As can be seen from Fig. 9, the variabilities in blood concentrations after intrapulmonary administration are smaller than those after intragastric administration. The pulmonary absorption of FUR-K12 was superior to that of Bulk FUR. Surprisingly, the absorption was complete. Similarly to the finding on CUR, the improvement in the pulmonary BA was better from the amorphous formulation. The pulmonary absorption of Milled FUR was similar with that of Bulk FUR (data not shown). The absorption from PM was also comparable (data not shown). Consequently, the pulmonary absorption of FUR was not affected by the particle size and the excipient (K12). However, the effects of the type and mixing ratio of excipients are not clear. There are additional factors to be considered for the design of inhaled dry powder formulations.48)

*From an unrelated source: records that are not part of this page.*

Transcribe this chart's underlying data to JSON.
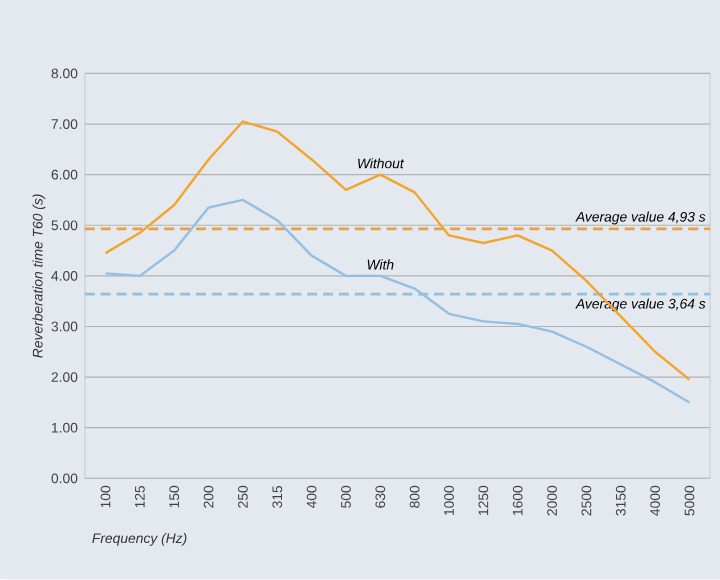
{
  "chart_data": {
    "type": "line",
    "xlabel": "Frequency (Hz)",
    "ylabel": "Reverberation time T60 (s)",
    "categories": [
      "100",
      "125",
      "150",
      "200",
      "250",
      "315",
      "400",
      "500",
      "630",
      "800",
      "1000",
      "1250",
      "1600",
      "2000",
      "2500",
      "3150",
      "4000",
      "5000"
    ],
    "series": [
      {
        "name": "Without",
        "color": "#f5a42a",
        "values": [
          4.45,
          4.85,
          5.4,
          6.3,
          7.05,
          6.85,
          6.3,
          5.7,
          6.0,
          5.65,
          4.8,
          4.65,
          4.8,
          4.5,
          3.9,
          3.2,
          2.5,
          1.95
        ]
      },
      {
        "name": "With",
        "color": "#92c0e4",
        "values": [
          4.05,
          4.0,
          4.5,
          5.35,
          5.5,
          5.1,
          4.4,
          4.0,
          4.0,
          3.75,
          3.25,
          3.1,
          3.05,
          2.9,
          2.6,
          2.25,
          1.9,
          1.5
        ]
      }
    ],
    "ylim": [
      0,
      8
    ],
    "yticks": [
      {
        "value": 0,
        "label": "0.00"
      },
      {
        "value": 1,
        "label": "1.00"
      },
      {
        "value": 2,
        "label": "2.00"
      },
      {
        "value": 3,
        "label": "3.00"
      },
      {
        "value": 4,
        "label": "4.00"
      },
      {
        "value": 5,
        "label": "5.00"
      },
      {
        "value": 6,
        "label": "6.00"
      },
      {
        "value": 7,
        "label": "7.00"
      },
      {
        "value": 8,
        "label": "8.00"
      }
    ],
    "grid": "y",
    "marker": "none",
    "line_style": "solid",
    "ref_lines": [
      {
        "axis": "y",
        "value": 4.93,
        "label": "Average value 4,93 s",
        "color": "#e8a040",
        "line_style": "dashed"
      },
      {
        "axis": "y",
        "value": 3.64,
        "label": "Average value 3,64 s",
        "color": "#92c0e4",
        "line_style": "dashed"
      }
    ]
  }
}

The surface of alveolar epithelia is covered with a phospholipid-rich surfactant. The results from the artificial membrane study suggest that the interaction of solid particles with phospholipids enhances the transport of FUR based on our novel drug transport mechanism. The combination of the pulmonary surfactant with current drug delivery systems, such as polymeric carriers and dendrimers,47,49,50) has been proposed. However, this study revealed an advantage of amorphous solid particles for the systemic drug delivery of FUR based on a new drug transport mechanism. This novel mechanism might be involved in the improved bioavailability using pulmonary powder inhalation.

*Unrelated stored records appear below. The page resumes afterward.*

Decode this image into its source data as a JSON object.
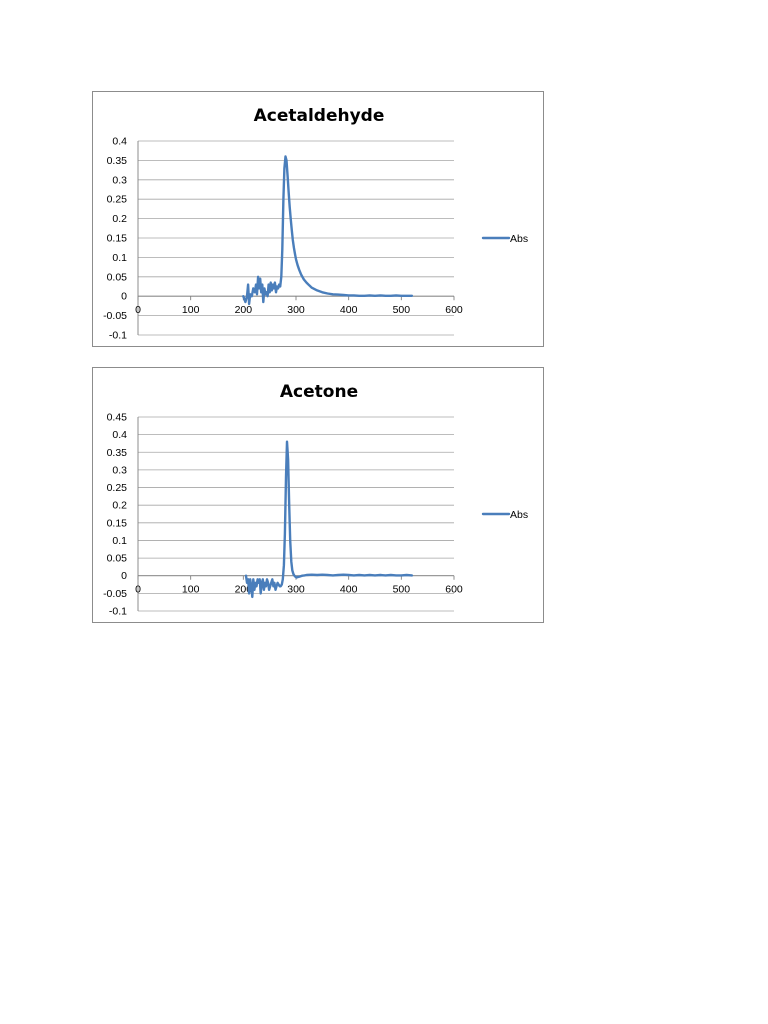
{
  "chart_data": [
    {
      "type": "line",
      "title": "Acetaldehyde",
      "xlim": [
        0,
        600
      ],
      "ylim": [
        -0.1,
        0.4
      ],
      "x_ticks": [
        "0",
        "100",
        "200",
        "300",
        "400",
        "500",
        "600"
      ],
      "y_ticks": [
        "0.4",
        "0.35",
        "0.3",
        "0.25",
        "0.2",
        "0.15",
        "0.1",
        "0.05",
        "0",
        "-0.05",
        "-0.1"
      ],
      "grid": true,
      "legend": "right",
      "series": [
        {
          "name": "Abs",
          "color": "#4a7ebb",
          "x": [
            200,
            204,
            207,
            209,
            211,
            213,
            216,
            219,
            222,
            224,
            226,
            228,
            230,
            232,
            234,
            236,
            238,
            240,
            242,
            244,
            246,
            248,
            250,
            252,
            254,
            256,
            258,
            260,
            262,
            264,
            266,
            268,
            270,
            272,
            274,
            276,
            278,
            280,
            282,
            284,
            286,
            288,
            290,
            292,
            294,
            296,
            298,
            300,
            303,
            306,
            310,
            315,
            320,
            325,
            330,
            340,
            350,
            360,
            370,
            380,
            390,
            400,
            410,
            420,
            430,
            440,
            450,
            460,
            470,
            480,
            490,
            500,
            510,
            520
          ],
          "y": [
            0,
            -0.015,
            0,
            0.03,
            -0.02,
            0.005,
            0,
            0.02,
            0.01,
            0.03,
            0.005,
            0.05,
            0.02,
            0.045,
            0.01,
            0.03,
            -0.015,
            0.02,
            0.005,
            0.01,
            0,
            0.03,
            0.01,
            0.035,
            0.015,
            0.03,
            0.02,
            0.035,
            0.01,
            0.025,
            0.02,
            0.03,
            0.025,
            0.05,
            0.12,
            0.25,
            0.33,
            0.36,
            0.35,
            0.31,
            0.27,
            0.23,
            0.2,
            0.17,
            0.145,
            0.125,
            0.11,
            0.095,
            0.08,
            0.068,
            0.055,
            0.043,
            0.035,
            0.028,
            0.022,
            0.015,
            0.01,
            0.007,
            0.005,
            0.004,
            0.003,
            0.002,
            0.002,
            0.001,
            0.001,
            0.002,
            0.001,
            0.002,
            0.001,
            0.001,
            0.002,
            0.001,
            0.001,
            0.001
          ]
        }
      ]
    },
    {
      "type": "line",
      "title": "Acetone",
      "xlim": [
        0,
        600
      ],
      "ylim": [
        -0.1,
        0.45
      ],
      "x_ticks": [
        "0",
        "100",
        "200",
        "300",
        "400",
        "500",
        "600"
      ],
      "y_ticks": [
        "0.45",
        "0.4",
        "0.35",
        "0.3",
        "0.25",
        "0.2",
        "0.15",
        "0.1",
        "0.05",
        "0",
        "-0.05",
        "-0.1"
      ],
      "grid": true,
      "legend": "right",
      "series": [
        {
          "name": "Abs",
          "color": "#4a7ebb",
          "x": [
            205,
            207,
            209,
            211,
            213,
            215,
            217,
            219,
            221,
            223,
            225,
            227,
            229,
            231,
            233,
            235,
            237,
            239,
            241,
            243,
            245,
            247,
            249,
            251,
            253,
            255,
            257,
            259,
            261,
            263,
            265,
            267,
            269,
            271,
            273,
            275,
            277,
            279,
            281,
            283,
            285,
            287,
            289,
            291,
            293,
            295,
            297,
            299,
            301,
            303,
            305,
            308,
            312,
            316,
            320,
            330,
            340,
            350,
            360,
            370,
            380,
            390,
            400,
            410,
            420,
            430,
            440,
            450,
            460,
            470,
            480,
            490,
            500,
            510,
            520
          ],
          "y": [
            0,
            -0.02,
            -0.01,
            -0.05,
            -0.01,
            -0.03,
            -0.06,
            -0.01,
            -0.04,
            -0.02,
            -0.03,
            -0.01,
            -0.02,
            -0.01,
            -0.05,
            -0.02,
            -0.01,
            -0.04,
            -0.02,
            -0.03,
            -0.01,
            -0.02,
            -0.04,
            -0.03,
            -0.02,
            -0.01,
            -0.03,
            -0.02,
            -0.04,
            -0.03,
            -0.02,
            -0.025,
            -0.03,
            -0.03,
            -0.025,
            -0.01,
            0.03,
            0.12,
            0.28,
            0.38,
            0.33,
            0.2,
            0.1,
            0.04,
            0.015,
            0.005,
            0,
            -0.003,
            -0.005,
            -0.004,
            -0.003,
            -0.002,
            0,
            0.001,
            0.002,
            0.003,
            0.002,
            0.003,
            0.002,
            0.001,
            0.002,
            0.003,
            0.002,
            0.001,
            0.002,
            0.001,
            0.002,
            0.001,
            0.002,
            0.001,
            0.002,
            0.001,
            0.001,
            0.002,
            0.001
          ]
        }
      ]
    }
  ]
}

In vitro transport studies using cell monolayers and artificial membranes clarified that the transport of FUR from the powder under AICs was higher than that from the solution, and that the amorphous powder show better transport than the crystalline powder did, indicating a direct involvement of solid particles in the membrane transport of FUR. These findings further support the novel transport mechanism observed with CUR. The results derived from the in vivo animal study were similar to those from the in vitro transport studies. The solid particles, in particular the amorphous formulation, provided better pulmonary absorption than the solution did. For the systemic delivery of poorly water-soluble drugs such as FUR and CUR, the lung is the best application site to take full advantage of this novel transport mechanism. Using pulmonary inhalation of powder formulations, an efficient systemic delivery system of such a drug can be realized.
The authors declare no conflict of interest.